I due complessi, già noti per le funzioni cultuali che li caratterizzano, pur distanti nel tempo e nelle civiltà che li hanno costruiti, sembrano essere collegati ai solstizi e alla conoscenza del ciclo delle stagioni e dello scorrere del tempo, confermando le strette connessioni che legavano cielo e terra nell’antichità.  

Lo studio, illustrato da Michele Forteleoni, caratterizzato da una corretta analisi delle fonti, è stato realizzato con l’ausilio delle più moderne tecnologie come il rilievo con GPS topografico e la ripresa aerea compiuta dal drone.  

Il complesso di S’Arcu ‘e Is Forros è stato anche oggetto di studio da parte di tre ricercatori dell’Università La Sapienza di Roma, Flavio Carnevale, Marzia Monaco e Marcello Ranieri, che hanno individuato l’unità di misura con la quale le antiche “maestranze” locali realizzavano i loro progetti. 

Attraverso lo studio delle proporzioni tra le diverse murature e lo sviluppo di multipli e sottomultipli, gli studiosi sono arrivati al calcolo di 0,298 millimetri, una dimensione pressoché identica al piede attico utilizzato da numerose civiltà antiche e ripreso anche in epoca romana. 

Le nuove scoperte sul sito complesso di Monte Baranta a Olmedo sono state invece presentate da Luca Doro dell’Ateneo turritano, che ha mostrato in anteprima le risultanze delle recenti indagini archeologiche, come il ritrovamento di un frammento di ceramica campaniforme nei pressi di una struttura megalitica poco distante dalla celebre muraglia, che potrebbe rivelarsi molto utile per la datazione della frequentazione umana nell’area. 

In serata l’appuntamento ha toccato temi di grande curiosità scientifica.

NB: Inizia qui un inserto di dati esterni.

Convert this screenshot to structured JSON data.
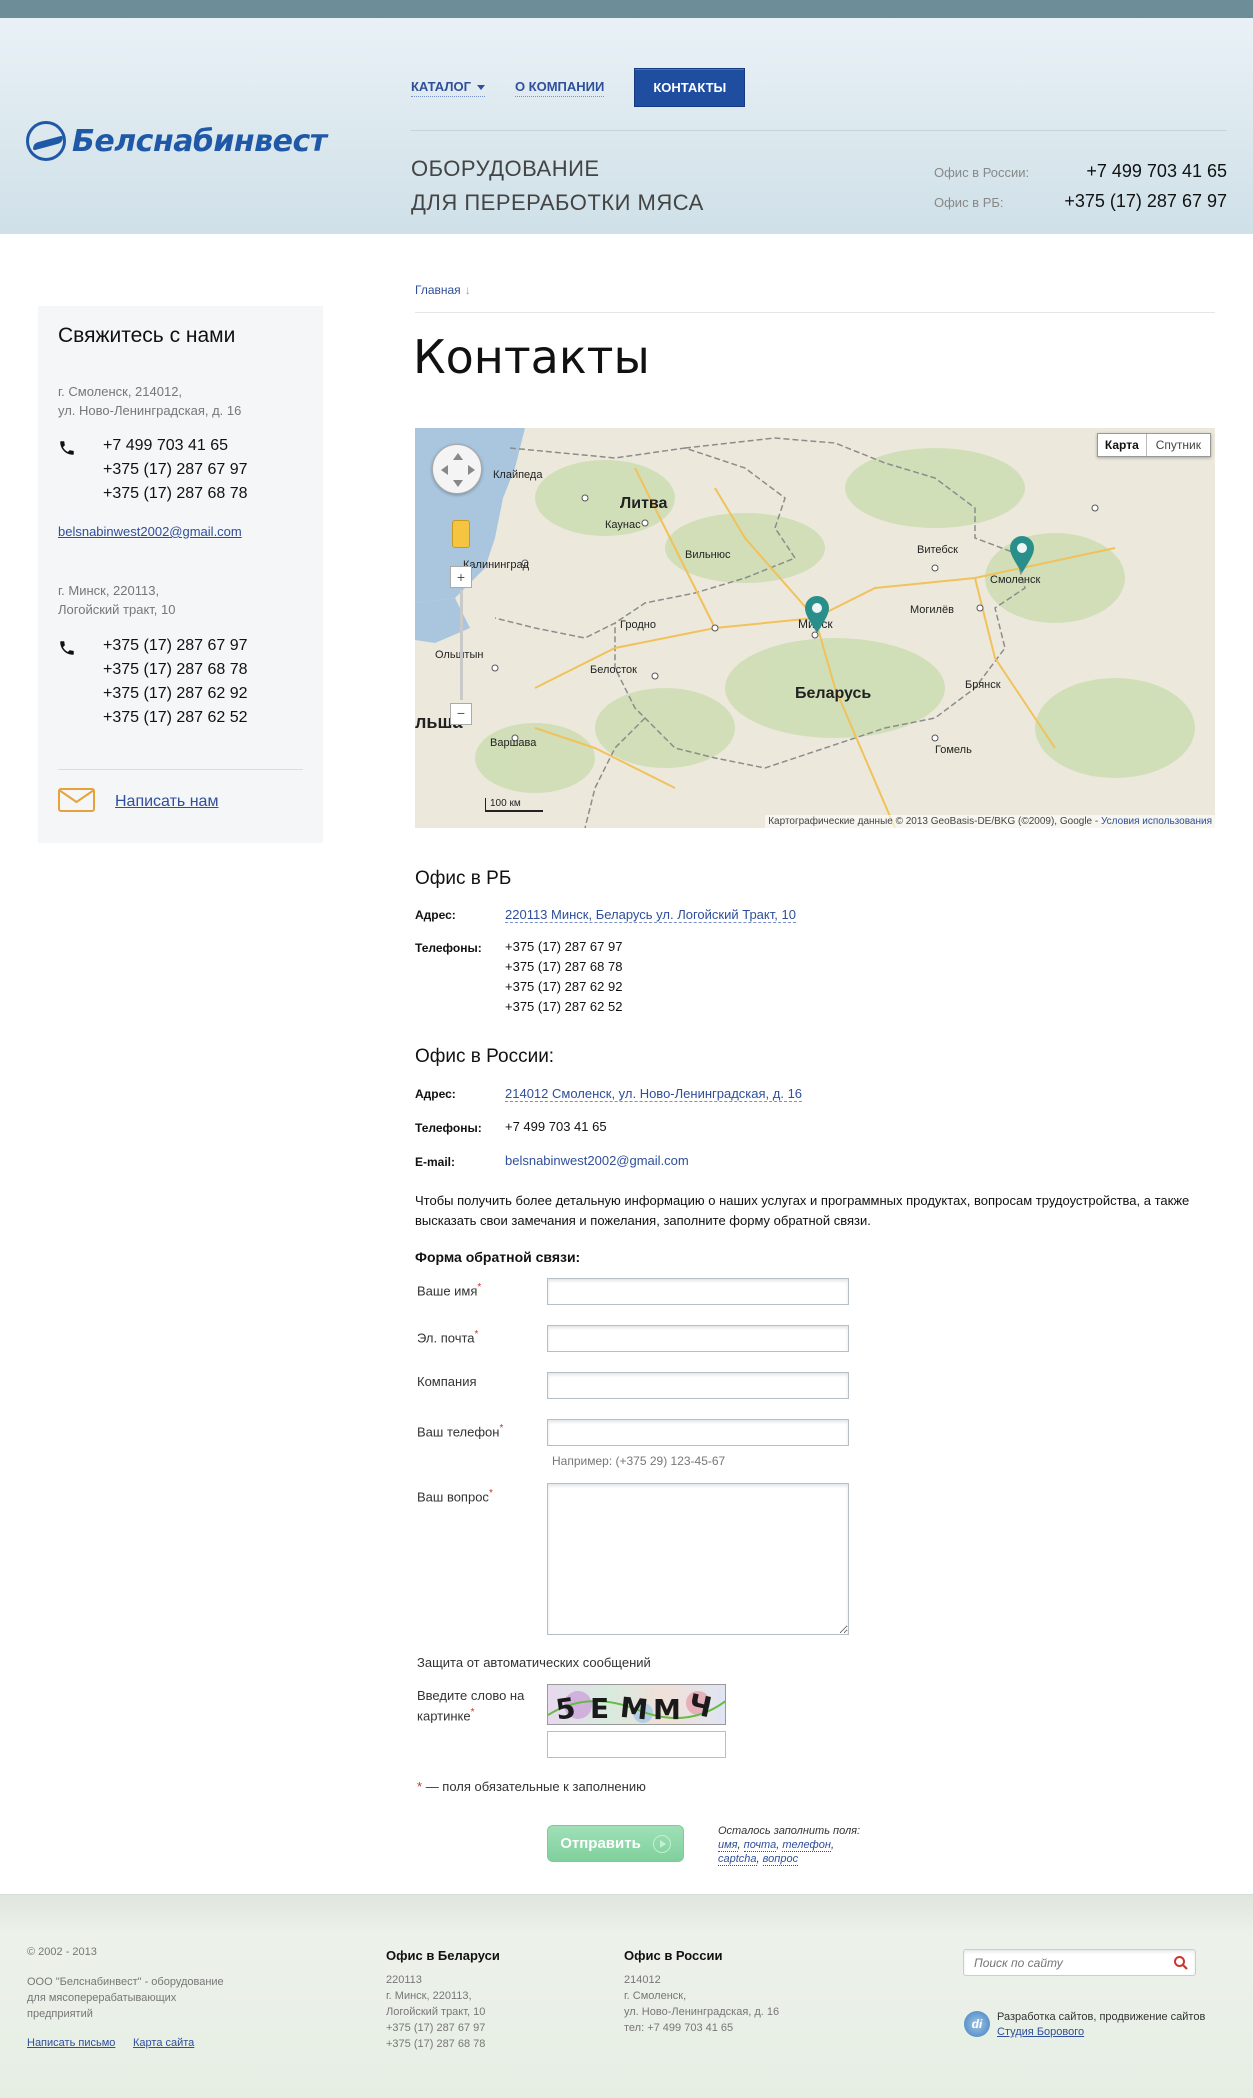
{
  "header": {
    "logo_text": "Белснабинвест",
    "nav": {
      "catalog": "КАТАЛОГ",
      "about": "О КОМПАНИИ",
      "contacts": "КОНТАКТЫ"
    },
    "tagline_line1": "ОБОРУДОВАНИЕ",
    "tagline_line2": "ДЛЯ ПЕРЕРАБОТКИ МЯСА",
    "phone_ru_label": "Офис в России:",
    "phone_ru": "+7 499 703 41 65",
    "phone_rb_label": "Офис в РБ:",
    "phone_rb": "+375 (17) 287 67 97"
  },
  "sidebar": {
    "title": "Свяжитесь с нами",
    "office1_addr_1": "г. Смоленск, 214012,",
    "office1_addr_2": "ул. Ново-Ленинградская, д. 16",
    "office1_phones": [
      "+7 499 703 41 65",
      "+375 (17) 287 67 97",
      "+375 (17) 287 68 78"
    ],
    "email": "belsnabinwest2002@gmail.com",
    "office2_addr_1": "г. Минск, 220113,",
    "office2_addr_2": "Логойский тракт, 10",
    "office2_phones": [
      "+375 (17) 287 67 97",
      "+375 (17) 287 68 78",
      "+375 (17) 287 62 92",
      "+375 (17) 287 62 52"
    ],
    "write_us": "Написать нам"
  },
  "main": {
    "breadcrumb": "Главная",
    "title": "Контакты",
    "map": {
      "btn_map": "Карта",
      "btn_satellite": "Спутник",
      "scale_km": "100 км",
      "attribution": "Картографические данные © 2013 GeoBasis-DE/BKG (©2009), Google -",
      "terms": "Условия использования"
    },
    "office_rb": {
      "title": "Офис в РБ",
      "address_label": "Адрес:",
      "address": "220113 Минск, Беларусь ул. Логойский Тракт, 10",
      "phones_label": "Телефоны:",
      "phones": [
        "+375 (17) 287 67 97",
        "+375 (17) 287 68 78",
        "+375 (17) 287 62 92",
        "+375 (17) 287 62 52"
      ]
    },
    "office_ru": {
      "title": "Офис в России:",
      "address_label": "Адрес:",
      "address": "214012 Смоленск, ул. Ново-Ленинградская, д. 16",
      "phones_label": "Телефоны:",
      "phone": "+7 499 703 41 65",
      "email_label": "E-mail:",
      "email": "belsnabinwest2002@gmail.com"
    },
    "info_text": "Чтобы получить более детальную информацию о наших услугах и программных продуктах, вопросам трудоустройства, а также высказать свои замечания и пожелания, заполните форму обратной связи.",
    "form": {
      "title": "Форма обратной связи:",
      "name_label": "Ваше имя",
      "email_label": "Эл. почта",
      "company_label": "Компания",
      "phone_label": "Ваш телефон",
      "phone_hint": "Например: (+375 29) 123-45-67",
      "question_label": "Ваш вопрос",
      "protection_label": "Защита от автоматических сообщений",
      "captcha_label_1": "Введите слово на",
      "captcha_label_2": "картинке",
      "required_star": "*",
      "required_note": "— поля обязательные к заполнению",
      "submit": "Отправить",
      "remaining_label": "Осталось заполнить поля:",
      "remaining_fields": [
        "имя",
        "почта",
        "телефон",
        "captcha",
        "вопрос"
      ]
    }
  },
  "footer": {
    "copyright": "© 2002 - 2013",
    "about_1": "ООО \"Белснабинвест\" - оборудование",
    "about_2": "для мясоперерабатывающих",
    "about_3": "предприятий",
    "link_letter": "Написать письмо",
    "link_sitemap": "Карта сайта",
    "by_title": "Офис в Беларуси",
    "by_lines": [
      "220113",
      "г. Минск, 220113,",
      "Логойский тракт, 10",
      "+375 (17) 287 67 97",
      "+375 (17) 287 68 78"
    ],
    "ru_title": "Офис в России",
    "ru_lines": [
      "214012",
      "г. Смоленск,",
      "ул. Ново-Ленинградская, д. 16",
      "тел: +7 499 703 41 65"
    ],
    "search_placeholder": "Поиск по сайту",
    "dev_text": "Разработка сайтов, продвижение сайтов",
    "dev_link": "Студия Борового"
  },
  "colors": {
    "brand_blue": "#1e58a6",
    "nav_active": "#1f4da0",
    "link": "#2f4f9a",
    "submit_green": "#8fd8aa",
    "marker": "#2a8f8a"
  }
}
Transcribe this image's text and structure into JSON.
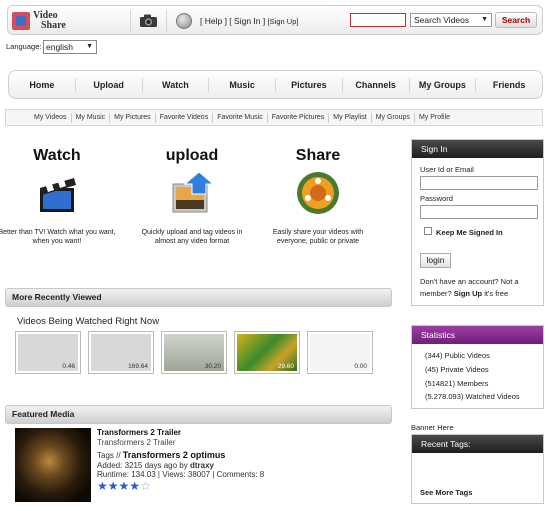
{
  "header": {
    "logo_line1": "Video",
    "logo_line2": "Share",
    "links_left_bracket": "[ ",
    "help": "Help",
    "sep": " ] [ ",
    "sign_in": "Sign In",
    "sep2": " ] ",
    "sign_up": "[Sign Up]",
    "search_value": "",
    "search_select": "Search Videos",
    "search_button": "Search"
  },
  "language": {
    "label": "Language:",
    "value": "english"
  },
  "main_nav": [
    "Home",
    "Upload",
    "Watch",
    "Music",
    "Pictures",
    "Channels",
    "My Groups",
    "Friends"
  ],
  "sub_nav": [
    "My Videos",
    "My Music",
    "My Pictures",
    "Favorite Videos",
    "Favorite Music",
    "Favorite Pictures",
    "My Playlist",
    "My Groups",
    "My Profile"
  ],
  "features": [
    {
      "title": "Watch",
      "text": "Better than TV! Watch what you want, when you want!",
      "icon": "clapperboard-icon"
    },
    {
      "title": "upload",
      "text": "Quickly upload and tag videos in almost any video format",
      "icon": "upload-photo-icon"
    },
    {
      "title": "Share",
      "text": "Easily share your videos with everyone, public or private",
      "icon": "share-globe-icon"
    }
  ],
  "recently_viewed": {
    "bar_title": "More Recently Viewed",
    "subtitle": "Videos Being Watched Right Now",
    "thumbs": [
      "0.46",
      "169.64",
      "30.20",
      "29.60",
      "0.00"
    ]
  },
  "featured": {
    "bar_title": "Featured Media",
    "title": "Transformers 2 Trailer",
    "subtitle": "Transformers 2 Trailer",
    "tags_label": "Tags // ",
    "tags": "Transformers  2  optimus",
    "added": "Added: 3215 days ago by ",
    "user": "dtraxy",
    "meta": "Runtime: 134.03 | Views: 38007 | Comments: 8",
    "rating": 4
  },
  "signin": {
    "title": "Sign In",
    "user_label": "User Id or Email",
    "password_label": "Password",
    "keep_label": "Keep Me Signed In",
    "login_button": "login",
    "no_account": "Don't have an account? Not a member? ",
    "signup_link": "Sign Up",
    "free": " it's free"
  },
  "statistics": {
    "title": "Statistics",
    "lines": [
      "(344) Public Videos",
      "(45) Private Videos",
      "(514821) Members",
      "(5.278.093) Watched Videos"
    ]
  },
  "banner": "Banner Here",
  "recent_tags": {
    "title": "Recent Tags:",
    "more": "See More Tags"
  }
}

Gian Nicola Cabizza della Società astronomica turritana ha illustrato la tecnica di misurazione delle montagne lunari utilizzata già da Galileo con i limitati strumenti a disposizione nel Seicento. 

Molto seguito è stato il tema del legame tra Astronomia e paleoclima trattato da Elio Antonello dell’Istituto Nazionale di Astrofisica-Osservatorio astronomico di Brera, per cui alla base dei cambiamenti climatici ci sarebbe in qualche modo l’influsso dei fenomeni astronomici, come effetti della variazione dell’orbita terrestre. Questi influssi sul clima sarebbero inoltre alla base dell’evoluzione della specie umana e del succedersi delle civiltà nella storia. Gli studi della fisica applicata rendono sempre più evidente come ci sia uno stretto e intrinseco legame tra “cielo e uomo”, superando in chiave scientifica le credenze e le mistificazioni dell’astrologia. 

Smentita infine la tesi dell’Omero baltico, ipotesi che non regge a detta di Mario Codebò del Centro ricerche astronomia ligustica. Lo studioso, partendo dalla visione delle stelle descritta in un brano dell’Odissea, ha tracciato possibili rotte in mare effettuate da Ulisse alla ricerca della sua amata Itaca.